A triangulação era cercada de cuidados para evitar que as autoridades rastreassem os contatos. A mãe e a mulher do miliciano, de um lado, e a mulher de Queiroz, de outro, faziam a ponte entre os dois. Logo após a morte de Adriano da Nóbrega, durante uma operação para prendê-lo no interior da Bahia, em fevereiro, Flávio Bolsonaro veio a público para apontar “excessos” na ação policial. O filho do presidente postou imagens do corpo e insinuou que Adriano foi torturado. Àquela altura, ficou no ar uma questão: por que Flávio se expôs publicamente em favor de um criminoso? Queria prestar solidariedade à família e aos amigos? Por quê? O advogado de Adriano, como mostrou Crusoé, é o mesmo que, dias atrás, passou a defender Queiroz. Ele também trabalha para a companheira de Frederick Wassef. Coincidência? A descoberta de que Queiroz continuava em contato estreito com o submundo do crime no Rio enquanto era protegido pelo advogado do senador e do próprio Bolsonaro abre mais uma frente espinhosa para a família presidencial.
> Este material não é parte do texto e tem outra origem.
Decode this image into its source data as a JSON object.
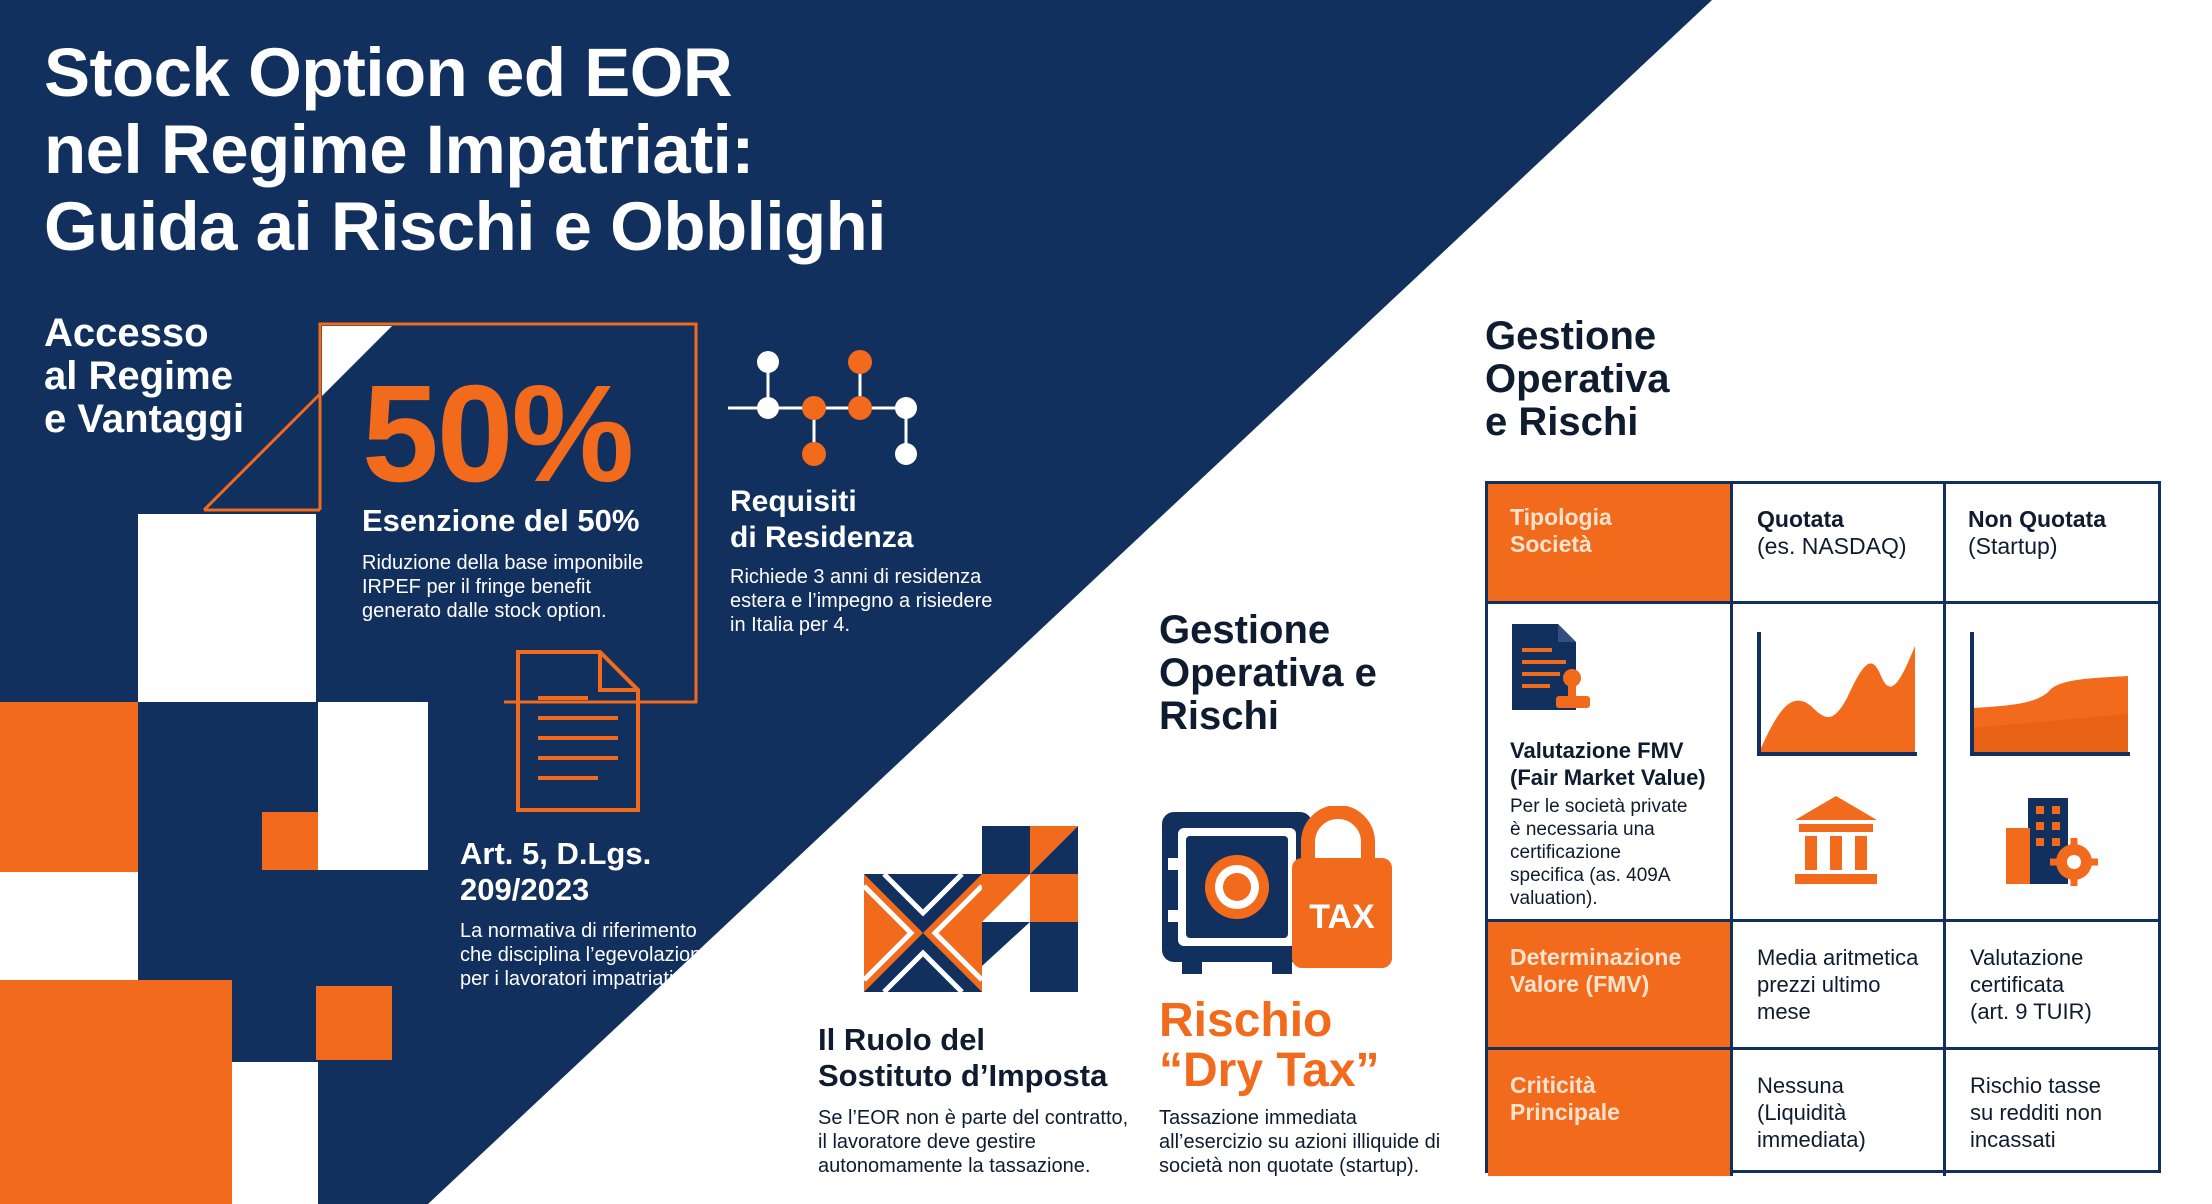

A decisão foi comemorada pela defesa de Flávio Bolsonaro, que sustentou o recurso no argumento de que à época dos fatos investigados tinha foro do TJ e, por isso, o caso deveria correr na corte. Ainda que não haja disposição dos novos protagonistas em proteger o senador, confusões processuais costumam ser benéficas aos investigados. O simples desvio na trajetória da apuração, por si, já ajuda. Além disso, há outro dado a justificar a festa dos defensores do filho do presidente: investigações em segunda instância são naturalmente mais lentas e mais expostas a interferências políticas. Para se ter uma ideia do que isso significa, antes de ganhar a luz, o relatório do Coaf que deu origem ao caso ficou parado – sim, parado – por cerca de um ano no mesmo lugar para onde volta agora. Até por se chocar com a jurisprudência, a decisão deverá ser questionada em breve nos tribunais superiores, com grandes chances de ser devolvida para a primeira instância. Enquanto isso, os Bolsonaro ganham um tempo precioso. Não é pouca coisa em um momento, para eles, tão dramático.